Data Is Plural

... is a weekly newsletter of useful/curious datasets.

2022.08.31 edition

Billion-dollar disasters, business formations, attempted repairs, Luftwaffe locations, and a fern tree of life.

Billion-dollar disasters. As “the Nation’s Scorekeeper in terms of addressing severe weather and climate events in their historical perspective,” the US National Centers for Environmental Information maintains an inventory of the most costly such disasters in the US — those that have caused at least $1 billion in estimated direct losses. The quarterly-updated dataset contains more than 330 severe storms, floods, droughts, wildfires, freezes, and other extreme events since 1980. You can download, filter, and sort the list (by disaster type, start/end dates, inflation-adjusted cost, and total deaths), as well as map, chart, and summarize it. [h/t Gary Price]
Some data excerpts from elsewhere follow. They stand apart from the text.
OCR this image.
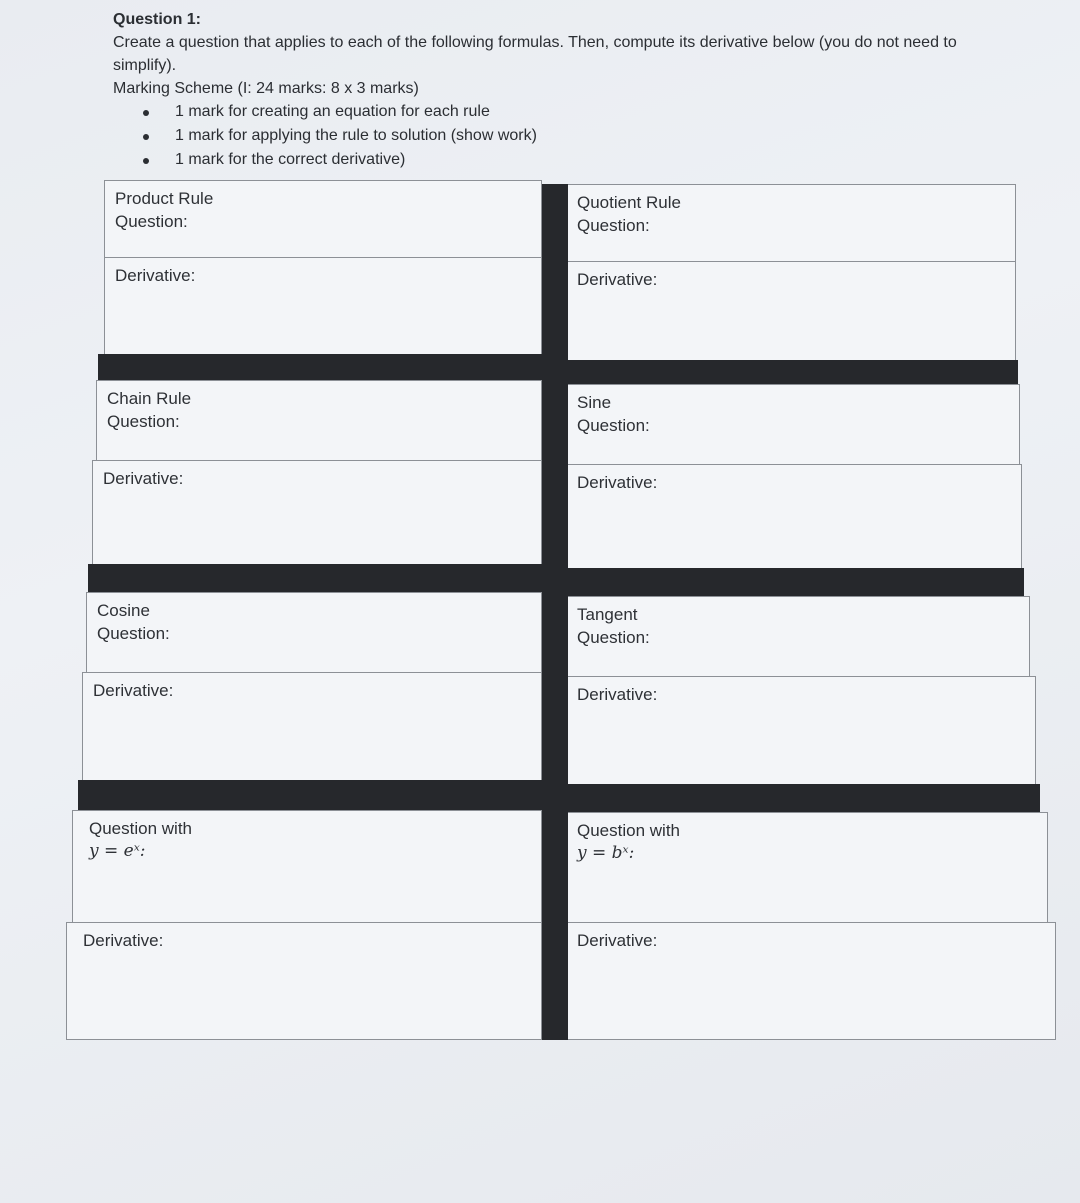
Question 1:
Create a question that applies to each of the following formulas. Then, compute its derivative below (you do not need to simplify).
Marking Scheme (I: 24 marks: 8 x 3 marks)
1 mark for creating an equation for each rule
1 mark for applying the rule to solution (show work)
1 mark for the correct derivative)
Product Rule
Question:
Derivative:
Quotient Rule
Question:
Derivative:
Chain Rule
Question:
Derivative:
Sine
Question:
Derivative:
Cosine
Question:
Derivative:
Tangent
Question:
Derivative:
Question with
y = eˣ:
Derivative:
Question with
y = bˣ:
Derivative:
Business formations. To compile its Business Formation Statistics, the US Census Bureau analyzes several sources, including every application to the IRS for an Employer Identification Number (EIN) and those applicants’ first payroll tax filings. This allows the Bureau to provide monthly counts of business applications and formations by business type, industrial sector, and state. They also publish weekly datasets of application counts by state and an annual dataset that drills down to individual counties; both, however, lack business formation counts and other details found only in the monthly files. [h/t John C. Haltiwanger]

Attempted repairs. The Open Repair Alliance, “an international group of organisations committed to working towards a world where electrical and electronic products are more durable and easier to repair,” is developing an open standard for sharing data about those repairs. So far, they’ve gathered 62,000+ records from five partners. Each entry represents a repair session: its date and country, the product’s brand and category, the repair status, a description of the problem, barriers to repair, and more.

Luftwaffe locations. Data scientist Sam Weiss has constructed a dataset tracking the World War II movements of the Luftwaffe, Nazi Germany’s air force. The information, scraped and geocoded from the Luftwaffe-history website ww2.dk, includes monthly locations and aggregate statistics (total size, additions, losses) by aircraft type and unit. Read more: A blog post and Twitter thread from Weiss.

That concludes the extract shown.